Sanders was a two-time consensus All-American cornerback when he played for Florida State University from 1985-1988.
Hunter made the announcement alongside his teammates at Collins Hill High School in Suwanee, Georgia. Since March 2020, Hunter had been committed to FSU and remained in Florida State’s recruiting class despite interest from the University of Georgia, located in his home state. He immediately becomes the most highly touted recruit in Jackson State’s 2022 class and will be considered one of the most talented recruits to ever commit to a historically black college or university.
In an announcement on his Twitter account, Hunter acknowledged that Florida State has “always been a beacon” for him, but said his future is at Jackson State. He also referenced football stars that played their college football at HBCU’s, including Jerry Rice, Doug Williams, and Walter Payton (who played at Jackson State from 1971 to 1974).
Weeks before today's announcement in an interview with Georgia Public Broadcasting, Hunter was asked why he committed to Florida State.
“I’m going to go ahead and rebuild the program like Deion Sanders did when he was there," Hunter said of his then-decision. "I’m going to go make a statement and show everybody that I can go anywhere and play any football which is something that I’ve always want[ed] to do – is play for Florida State.”
Hunter is the first five-star recruit to attend a Division I FCS school and will be one of the most talented players to ever commit to a historically black college or university.
Speaking during a press conference later in the day, FSU head football coach Mike Norvell touted the team's new signees.
"This is a class that addressed a lot of the needs we had," he said. "I really like where we started and am excited about what we've seen today."

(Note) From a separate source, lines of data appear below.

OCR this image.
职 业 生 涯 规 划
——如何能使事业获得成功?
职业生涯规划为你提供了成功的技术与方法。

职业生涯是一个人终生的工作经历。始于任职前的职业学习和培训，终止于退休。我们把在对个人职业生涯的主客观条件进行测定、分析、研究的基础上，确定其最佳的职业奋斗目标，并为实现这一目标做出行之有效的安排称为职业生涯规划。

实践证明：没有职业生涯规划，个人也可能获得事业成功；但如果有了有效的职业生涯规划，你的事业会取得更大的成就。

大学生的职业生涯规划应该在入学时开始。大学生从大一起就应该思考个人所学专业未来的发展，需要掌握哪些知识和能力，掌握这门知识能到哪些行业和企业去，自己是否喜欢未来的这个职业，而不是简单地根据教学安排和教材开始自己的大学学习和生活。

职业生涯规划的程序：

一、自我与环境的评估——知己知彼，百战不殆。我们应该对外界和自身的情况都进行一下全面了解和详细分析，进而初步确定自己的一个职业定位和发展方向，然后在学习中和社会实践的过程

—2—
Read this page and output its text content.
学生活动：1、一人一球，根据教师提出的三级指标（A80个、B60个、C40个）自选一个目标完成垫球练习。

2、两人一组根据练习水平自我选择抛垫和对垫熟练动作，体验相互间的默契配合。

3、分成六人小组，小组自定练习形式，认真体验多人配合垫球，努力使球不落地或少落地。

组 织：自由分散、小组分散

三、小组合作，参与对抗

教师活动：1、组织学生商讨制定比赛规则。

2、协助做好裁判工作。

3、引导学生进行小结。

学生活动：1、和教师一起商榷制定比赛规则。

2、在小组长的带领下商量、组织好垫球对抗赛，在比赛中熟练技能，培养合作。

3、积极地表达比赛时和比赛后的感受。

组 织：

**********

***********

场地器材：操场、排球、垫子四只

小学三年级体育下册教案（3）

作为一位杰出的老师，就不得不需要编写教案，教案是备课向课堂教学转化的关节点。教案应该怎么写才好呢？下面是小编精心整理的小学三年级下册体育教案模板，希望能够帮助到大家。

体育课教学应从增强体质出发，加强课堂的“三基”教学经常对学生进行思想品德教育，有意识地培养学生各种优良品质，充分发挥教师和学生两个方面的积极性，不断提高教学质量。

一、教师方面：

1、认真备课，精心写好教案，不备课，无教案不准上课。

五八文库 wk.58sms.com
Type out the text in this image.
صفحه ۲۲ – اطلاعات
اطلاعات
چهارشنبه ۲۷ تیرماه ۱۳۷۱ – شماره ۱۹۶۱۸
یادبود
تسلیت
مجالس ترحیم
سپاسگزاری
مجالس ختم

This is the first National Signing Day to take place in the Name, Image, and Likeness era and comes after the NCAA allowed student-athletes to profit from their talents without hurting their eligibility to play. When asked how the program addresses players who've been committed for a long time but don't sign, and the impact it has on other signees, Norvell talked around the issue.
"I'm just grateful for every young man that I've gotten to sit in their homes and got a chance share the opportunity of what Florida State has to offer. We've had 14 great young men who've joined our program today, and that's going to be our focus and what we're going to continue to push forward with and make sure that each young man who comes into our program is the right fit and is helping continue to build our program to where it needs to go, and I am excited about that group, today."